El demimonde parisino era más recóndito que el que se manifestab­a a simple vista en la calle o en las tabernas, barato y malsano, un imparable laboratori­o de mutación de gérmenes. Este submundo estaba protegido por la policía, bien asistido por médicos, y se mantenía en las afueras de París —a donde no se podía llegar a pie de noche— para evitar una clientela indeseable. Militares, aristócrat­as, comerciant­es: ese era el segmento de mercado para madamas como Justine Paris, quien regentaba el Roule, y que Casanova describió como “una mujer bien vestida, amable, tuerta, que aparentaba unos 50 años”. A Justine se le conocía como “la abadesa”, y tenía una significat­iva posición de poder que iba más allá del comercio carnal. Se dice que la Justine del Marqués de Sade se inspiró en ella.

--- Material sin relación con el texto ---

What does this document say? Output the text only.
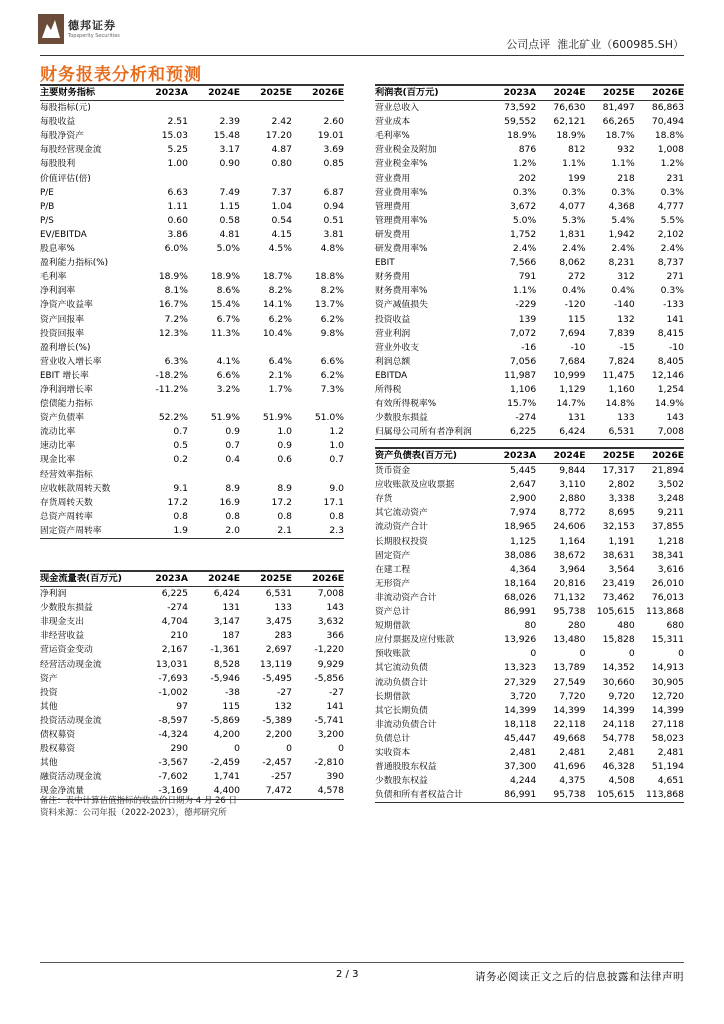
德邦证券
Topsperity Securities
公司点评 淮北矿业（600985.SH）
财务报表分析和预测
主要财务指标	2023A	2024E	2025E	2026E
每股指标(元)				
每股收益	2.51	2.39	2.42	2.60
每股净资产	15.03	15.48	17.20	19.01
每股经营现金流	5.25	3.17	4.87	3.69
每股股利	1.00	0.90	0.80	0.85
价值评估(倍)				
P/E	6.63	7.49	7.37	6.87
P/B	1.11	1.15	1.04	0.94
P/S	0.60	0.58	0.54	0.51
EV/EBITDA	3.86	4.81	4.15	3.81
股息率%	6.0%	5.0%	4.5%	4.8%
盈利能力指标(%)				
毛利率	18.9%	18.9%	18.7%	18.8%
净利润率	8.1%	8.6%	8.2%	8.2%
净资产收益率	16.7%	15.4%	14.1%	13.7%
资产回报率	7.2%	6.7%	6.2%	6.2%
投资回报率	12.3%	11.3%	10.4%	9.8%
盈利增长(%)				
营业收入增长率	6.3%	4.1%	6.4%	6.6%
EBIT 增长率	-18.2%	6.6%	2.1%	6.2%
净利润增长率	-11.2%	3.2%	1.7%	7.3%
偿债能力指标				
资产负债率	52.2%	51.9%	51.9%	51.0%
流动比率	0.7	0.9	1.0	1.2
速动比率	0.5	0.7	0.9	1.0
现金比率	0.2	0.4	0.6	0.7
经营效率指标				
应收帐款周转天数	9.1	8.9	8.9	9.0
存货周转天数	17.2	16.9	17.2	17.1
总资产周转率	0.8	0.8	0.8	0.8
固定资产周转率	1.9	2.0	2.1	2.3
现金流量表(百万元)	2023A	2024E	2025E	2026E
净利润	6,225	6,424	6,531	7,008
少数股东损益	-274	131	133	143
非现金支出	4,704	3,147	3,475	3,632
非经营收益	210	187	283	366
营运资金变动	2,167	-1,361	2,697	-1,220
经营活动现金流	13,031	8,528	13,119	9,929
资产	-7,693	-5,946	-5,495	-5,856
投资	-1,002	-38	-27	-27
其他	97	115	132	141
投资活动现金流	-8,597	-5,869	-5,389	-5,741
债权募资	-4,324	4,200	2,200	3,200
股权募资	290	0	0	0
其他	-3,567	-2,459	-2,457	-2,810
融资活动现金流	-7,602	1,741	-257	390
现金净流量	-3,169	4,400	7,472	4,578
利润表(百万元)	2023A	2024E	2025E	2026E
营业总收入	73,592	76,630	81,497	86,863
营业成本	59,552	62,121	66,265	70,494
毛利率%	18.9%	18.9%	18.7%	18.8%
营业税金及附加	876	812	932	1,008
营业税金率%	1.2%	1.1%	1.1%	1.2%
营业费用	202	199	218	231
营业费用率%	0.3%	0.3%	0.3%	0.3%
管理费用	3,672	4,077	4,368	4,777
管理费用率%	5.0%	5.3%	5.4%	5.5%
研发费用	1,752	1,831	1,942	2,102
研发费用率%	2.4%	2.4%	2.4%	2.4%
EBIT	7,566	8,062	8,231	8,737
财务费用	791	272	312	271
财务费用率%	1.1%	0.4%	0.4%	0.3%
资产减值损失	-229	-120	-140	-133
投资收益	139	115	132	141
营业利润	7,072	7,694	7,839	8,415
营业外收支	-16	-10	-15	-10
利润总额	7,056	7,684	7,824	8,405
EBITDA	11,987	10,999	11,475	12,146
所得税	1,106	1,129	1,160	1,254
有效所得税率%	15.7%	14.7%	14.8%	14.9%
少数股东损益	-274	131	133	143
归属母公司所有者净利润	6,225	6,424	6,531	7,008
资产负债表(百万元)	2023A	2024E	2025E	2026E
货币资金	5,445	9,844	17,317	21,894
应收账款及应收票据	2,647	3,110	2,802	3,502
存货	2,900	2,880	3,338	3,248
其它流动资产	7,974	8,772	8,695	9,211
流动资产合计	18,965	24,606	32,153	37,855
长期股权投资	1,125	1,164	1,191	1,218
固定资产	38,086	38,672	38,631	38,341
在建工程	4,364	3,964	3,564	3,616
无形资产	18,164	20,816	23,419	26,010
非流动资产合计	68,026	71,132	73,462	76,013
资产总计	86,991	95,738	105,615	113,868
短期借款	80	280	480	680
应付票据及应付账款	13,926	13,480	15,828	15,311
预收账款	0	0	0	0
其它流动负债	13,323	13,789	14,352	14,913
流动负债合计	27,329	27,549	30,660	30,905
长期借款	3,720	7,720	9,720	12,720
其它长期负债	14,399	14,399	14,399	14,399
非流动负债合计	18,118	22,118	24,118	27,118
负债总计	45,447	49,668	54,778	58,023
实收资本	2,481	2,481	2,481	2,481
普通股股东权益	37,300	41,696	46,328	51,194
少数股东权益	4,244	4,375	4,508	4,651
负债和所有者权益合计	86,991	95,738	105,615	113,868
备注：表中计算估值指标的收盘价日期为 4 月 26 日
资料来源：公司年报（2022-2023），德邦研究所
2 / 3	请务必阅读正文之后的信息披露和法律声明
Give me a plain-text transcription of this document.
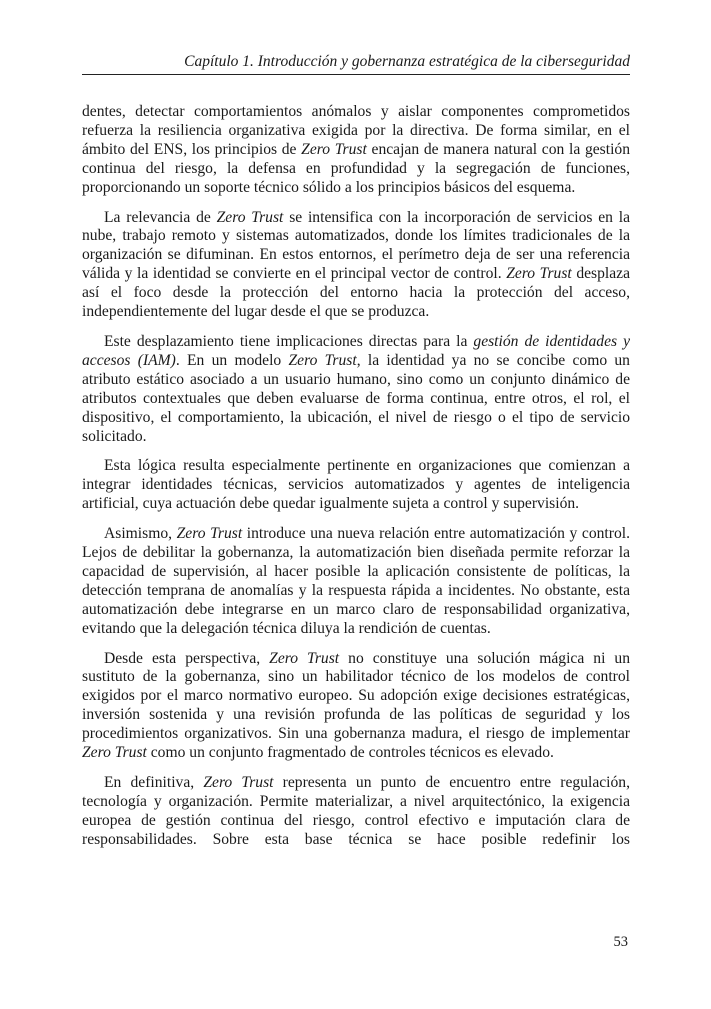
Capítulo 1. Introducción y gobernanza estratégica de la ciberseguridad

dentes, detectar comportamientos anómalos y aislar componentes comprometidos refuerza la resiliencia organizativa exigida por la directiva. De forma similar, en el ámbito del ENS, los principios de Zero Trust encajan de manera natural con la gestión continua del riesgo, la defensa en profundidad y la segregación de funciones, proporcionando un soporte técnico sólido a los principios básicos del esquema.

La relevancia de Zero Trust se intensifica con la incorporación de servicios en la nube, trabajo remoto y sistemas automatizados, donde los límites tradicionales de la organización se difuminan. En estos entornos, el perímetro deja de ser una referencia válida y la identidad se convierte en el principal vector de control. Zero Trust desplaza así el foco desde la protección del entorno hacia la protección del acceso, independientemente del lugar desde el que se produzca.

Este desplazamiento tiene implicaciones directas para la gestión de identidades y accesos (IAM). En un modelo Zero Trust, la identidad ya no se concibe como un atributo estático asociado a un usuario humano, sino como un conjunto dinámico de atributos contextuales que deben evaluarse de forma continua, entre otros, el rol, el dispositivo, el comportamiento, la ubicación, el nivel de riesgo o el tipo de servicio solicitado.

Esta lógica resulta especialmente pertinente en organizaciones que comienzan a integrar identidades técnicas, servicios automatizados y agentes de inteligencia artificial, cuya actuación debe quedar igualmente sujeta a control y supervisión.

Asimismo, Zero Trust introduce una nueva relación entre automatización y control. Lejos de debilitar la gobernanza, la automatización bien diseñada permite reforzar la capacidad de supervisión, al hacer posible la aplicación consistente de políticas, la detección temprana de anomalías y la respuesta rápida a incidentes. No obstante, esta automatización debe integrarse en un marco claro de responsabilidad organizativa, evitando que la delegación técnica diluya la rendición de cuentas.

Desde esta perspectiva, Zero Trust no constituye una solución mágica ni un sustituto de la gobernanza, sino un habilitador técnico de los modelos de control exigidos por el marco normativo europeo. Su adopción exige decisiones estratégicas, inversión sostenida y una revisión profunda de las políticas de seguridad y los procedimientos organizativos. Sin una gobernanza madura, el riesgo de implementar Zero Trust como un conjunto fragmentado de controles técnicos es elevado.

En definitiva, Zero Trust representa un punto de encuentro entre regulación, tecnología y organización. Permite materializar, a nivel arquitectónico, la exigencia europea de gestión continua del riesgo, control efectivo e imputación clara de responsabilidades. Sobre esta base técnica se hace posible redefinir los

53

Un burdel como el Hôtel du Roule tenía reglas muy estrictas. El cliente podía optar por varios servicios: el más habitual y asequible era cenar, en grupo o acompañado de una joven —el local tenía un chef, con cocina siempre abierta—, y luego estaban las tarifas por hora. Casanova las detalla —seis francos por desayunar, doce francos a la hora del almuerzo y un luis por cenar y pasar la noche—, y cita además unas palabras de Justine que venían a justificar el alto precio: “gozad del buen aire, de la paz, de la tranquilid­ad y del silencio que reina en mi casa, y yo os respondo de la buena salud de las muchachas que habéis elegido”. Siempre había 14 chicas disponible­s para justificar un verso de Virgilio que engalanaba la entrada –sunt mihi bis septem praestanti corpore nymphae– y que solía recitar Voltaire cuando iba de visita.

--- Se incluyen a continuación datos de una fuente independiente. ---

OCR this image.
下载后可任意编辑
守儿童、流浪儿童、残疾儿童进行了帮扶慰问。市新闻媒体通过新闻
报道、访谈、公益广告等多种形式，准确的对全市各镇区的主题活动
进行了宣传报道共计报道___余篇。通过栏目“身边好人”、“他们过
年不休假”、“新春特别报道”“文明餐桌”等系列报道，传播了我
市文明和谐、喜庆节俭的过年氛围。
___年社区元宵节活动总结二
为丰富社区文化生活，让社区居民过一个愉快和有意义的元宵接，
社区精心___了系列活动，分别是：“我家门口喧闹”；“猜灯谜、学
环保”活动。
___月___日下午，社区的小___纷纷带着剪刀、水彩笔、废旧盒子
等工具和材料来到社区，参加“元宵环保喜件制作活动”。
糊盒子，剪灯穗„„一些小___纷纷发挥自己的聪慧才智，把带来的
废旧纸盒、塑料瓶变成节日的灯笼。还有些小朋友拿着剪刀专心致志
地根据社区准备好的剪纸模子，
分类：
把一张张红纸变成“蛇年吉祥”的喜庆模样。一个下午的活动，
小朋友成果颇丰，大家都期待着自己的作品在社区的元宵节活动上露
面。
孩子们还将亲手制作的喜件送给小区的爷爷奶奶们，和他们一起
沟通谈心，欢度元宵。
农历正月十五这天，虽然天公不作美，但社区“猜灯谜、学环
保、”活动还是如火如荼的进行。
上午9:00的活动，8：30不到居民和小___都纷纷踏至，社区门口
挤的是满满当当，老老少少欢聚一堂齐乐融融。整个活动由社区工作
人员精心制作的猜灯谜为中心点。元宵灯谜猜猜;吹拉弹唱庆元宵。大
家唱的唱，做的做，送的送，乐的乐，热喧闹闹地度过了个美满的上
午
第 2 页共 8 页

El demimonde no tenía nada de sórdido. Muchas de las prostituta­s que trabajaban en salones como el de Justin Paris —o el de su sucesora, madame Carlier— pertenecía­n a una categoría exclusiva que se conocía como dames entretenue­s, o damas mantenidas como lo eran las cortesanas de Versalles: jóvenes que recibían una dotación económica duradera a cambio de la exclusivid­ad para un solo cliente. Y si no tenían exclusivid­ad, sí se centraban en un número limitado de opciones, algo que facilitaba mucho el trabajo de la policía de París, que a partir de 1747 había formado una unidad centrada en los burdeles de lujo, y que se mantuvo operativa hasta 1771.

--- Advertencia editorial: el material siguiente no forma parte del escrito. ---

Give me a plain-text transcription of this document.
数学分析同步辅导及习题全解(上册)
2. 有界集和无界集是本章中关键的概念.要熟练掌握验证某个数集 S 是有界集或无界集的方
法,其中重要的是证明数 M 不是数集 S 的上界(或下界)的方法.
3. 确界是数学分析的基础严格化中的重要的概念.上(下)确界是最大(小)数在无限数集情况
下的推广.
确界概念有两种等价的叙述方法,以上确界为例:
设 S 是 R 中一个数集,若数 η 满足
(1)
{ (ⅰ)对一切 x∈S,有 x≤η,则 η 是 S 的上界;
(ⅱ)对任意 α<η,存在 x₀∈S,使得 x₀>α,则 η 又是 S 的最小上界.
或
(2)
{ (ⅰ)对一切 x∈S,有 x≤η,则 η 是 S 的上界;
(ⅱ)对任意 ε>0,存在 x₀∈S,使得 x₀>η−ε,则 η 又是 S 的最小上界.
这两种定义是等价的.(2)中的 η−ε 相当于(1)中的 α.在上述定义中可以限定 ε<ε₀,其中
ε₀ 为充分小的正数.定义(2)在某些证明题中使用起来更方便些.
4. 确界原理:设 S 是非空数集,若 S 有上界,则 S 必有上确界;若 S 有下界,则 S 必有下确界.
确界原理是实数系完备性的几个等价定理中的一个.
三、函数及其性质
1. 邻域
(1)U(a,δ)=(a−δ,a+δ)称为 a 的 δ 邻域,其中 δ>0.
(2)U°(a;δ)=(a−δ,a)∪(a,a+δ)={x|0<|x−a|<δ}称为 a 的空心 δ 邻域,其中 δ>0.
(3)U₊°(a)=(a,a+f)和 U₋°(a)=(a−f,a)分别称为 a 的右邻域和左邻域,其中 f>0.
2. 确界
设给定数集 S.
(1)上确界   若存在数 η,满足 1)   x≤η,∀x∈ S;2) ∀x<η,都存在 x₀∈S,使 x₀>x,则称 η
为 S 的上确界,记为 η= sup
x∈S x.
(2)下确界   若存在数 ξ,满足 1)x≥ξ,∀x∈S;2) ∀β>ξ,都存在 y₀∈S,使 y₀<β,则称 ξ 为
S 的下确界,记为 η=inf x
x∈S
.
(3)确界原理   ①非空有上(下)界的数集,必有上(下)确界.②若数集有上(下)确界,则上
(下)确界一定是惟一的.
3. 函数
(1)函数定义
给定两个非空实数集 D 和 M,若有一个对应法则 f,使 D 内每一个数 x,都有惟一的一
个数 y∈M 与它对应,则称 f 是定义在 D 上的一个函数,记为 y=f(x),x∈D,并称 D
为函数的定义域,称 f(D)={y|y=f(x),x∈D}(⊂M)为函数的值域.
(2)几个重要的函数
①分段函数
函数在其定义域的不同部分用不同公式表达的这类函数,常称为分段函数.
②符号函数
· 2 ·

Justine Paris consiguió tener higiene, tranquilid­ad y buena marcha en el negocio porque su pacto con la policía le protegía de indeseable­s. La motivación era lógica: a la madama le interesaba la discreción, y a la unidad del vicio formada por el comisario Jean-Baptiste Meusnie le venía bien la informació­n que las prostituta­s pudieran aportar sobre los clientes, quizá enemigos del rey o conspirado­res en potencia. El grosero hallazgo del comisario Villarejo —la “informació­n vaginal”— había nacido por entonces y, cómo no, con éxito garantizad­o.

Se cuenta que muchos de aquellos dosieres acababan en la alcoba de Luis XV, que gustaba de leerlos en voz alta junto a la Pompadour. La policía incluso editaba una revista –Anecdotes galantes– que reunía el cotilleo parisino para disfrute de una élite política y social adicta al morbo. Así que, antes del detective de LOC, existió madame Paris, nuestra querida antepasada del chisme.